この地は大部分が国有地であり、また低緯度であるため、地球の自転をロケットの打上げに利用するのに適していることなどの理由により1966年5月に、ここに射場を建設することが決定された。新島が使えなくなってから種子島に射場が決定するまでの間は割とスムーズに事が運んだようである。
しかし、その後は思うようにいかないようなこともあった。
1966年の秋に種子島からの最初のロケット打上げが予定されていたが、漁業組合よりクレームが来た。燃え尽きたロケットが落下して漁業に影響が出るのではないか、ロケットの爆音で魚が逃げてしまうのではないか、大体、ロケットを上げている期間は漁ができなくなってしまうではないか。
1967年3月。
その日竹崎海岸の沖合いは多くの漁業船にかこまれていた。
漁業問題が解決されれば、直ちに打上げが可能なように準備が整えられていた。しかし、LS-Cロケットの打上げ実験は結局許可が降りなかった。漁業船の見守る中、打上げ作業はシーケンスの確認だけで終った。ランチャーにロケットが据えられながら、エンジンに火がつくことは結局なかった。
漁業組合との交渉は難航した。そして結局、打上げ期間を夏と冬の数ヶ月に限定するという条件のもとで、両者は合意した。種子島からの打上げが夏と冬に限定していたのはそのためである。(現在は条件が緩和され、秋の打上げも許容されている。プロローグにあったH-II の8号機も秋のうう打上げである。) 問題は他にもあった。大型ロケット射場の建設予定地であった大崎地区には多くの民有地があったからだ。

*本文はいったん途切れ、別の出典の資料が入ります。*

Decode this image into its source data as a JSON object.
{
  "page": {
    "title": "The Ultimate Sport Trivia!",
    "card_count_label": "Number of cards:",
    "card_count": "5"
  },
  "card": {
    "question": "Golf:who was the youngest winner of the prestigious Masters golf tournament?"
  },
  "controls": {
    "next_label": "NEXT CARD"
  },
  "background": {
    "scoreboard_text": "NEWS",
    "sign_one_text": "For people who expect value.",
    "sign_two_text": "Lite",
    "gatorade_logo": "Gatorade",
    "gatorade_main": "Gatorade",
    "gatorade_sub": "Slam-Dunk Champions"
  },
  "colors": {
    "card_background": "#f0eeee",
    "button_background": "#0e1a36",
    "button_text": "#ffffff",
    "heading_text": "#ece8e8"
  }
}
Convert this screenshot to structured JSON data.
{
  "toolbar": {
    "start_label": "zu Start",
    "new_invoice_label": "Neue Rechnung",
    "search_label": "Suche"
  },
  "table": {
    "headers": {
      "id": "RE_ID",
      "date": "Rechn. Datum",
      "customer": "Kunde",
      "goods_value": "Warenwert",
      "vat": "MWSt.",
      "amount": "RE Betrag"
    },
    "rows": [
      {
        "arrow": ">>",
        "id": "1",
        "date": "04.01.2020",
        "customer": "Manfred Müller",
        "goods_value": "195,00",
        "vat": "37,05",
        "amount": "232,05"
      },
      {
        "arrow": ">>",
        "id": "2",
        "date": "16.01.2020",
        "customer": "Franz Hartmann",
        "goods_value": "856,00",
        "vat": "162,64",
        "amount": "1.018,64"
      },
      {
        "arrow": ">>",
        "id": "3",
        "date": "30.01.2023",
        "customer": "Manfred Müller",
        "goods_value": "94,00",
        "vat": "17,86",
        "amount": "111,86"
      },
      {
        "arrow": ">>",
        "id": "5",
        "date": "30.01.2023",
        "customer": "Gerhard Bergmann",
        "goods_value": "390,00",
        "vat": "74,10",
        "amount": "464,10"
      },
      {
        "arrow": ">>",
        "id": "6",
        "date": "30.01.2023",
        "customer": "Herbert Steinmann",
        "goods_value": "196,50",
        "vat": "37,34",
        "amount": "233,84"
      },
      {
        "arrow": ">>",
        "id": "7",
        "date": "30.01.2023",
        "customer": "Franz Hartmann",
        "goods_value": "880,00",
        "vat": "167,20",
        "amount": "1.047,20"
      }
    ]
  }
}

大崎地区の住民たちは昼間は農作業などのためではらっていたため、交渉は夜に行われた。宇宙開発事業団がとりあえず土地の測量をさせて欲しいと言うと、地権者からは測量を認めることは買収に同意することにつながると反対意見が出たりもした。根気強い説得ののち、ようやっと測量が認められ、ついで、土地の買収も進むこととなった。
こうして大崎地区に住んでいた人たちは、故郷をはなれ散りじりとなっていったのだった。かつて、大崎地区にあった恵比寿神社は移設され、現在も宇宙センター敷地内にある。
こうして、日本最大の宇宙基地が運用を開始したのだった。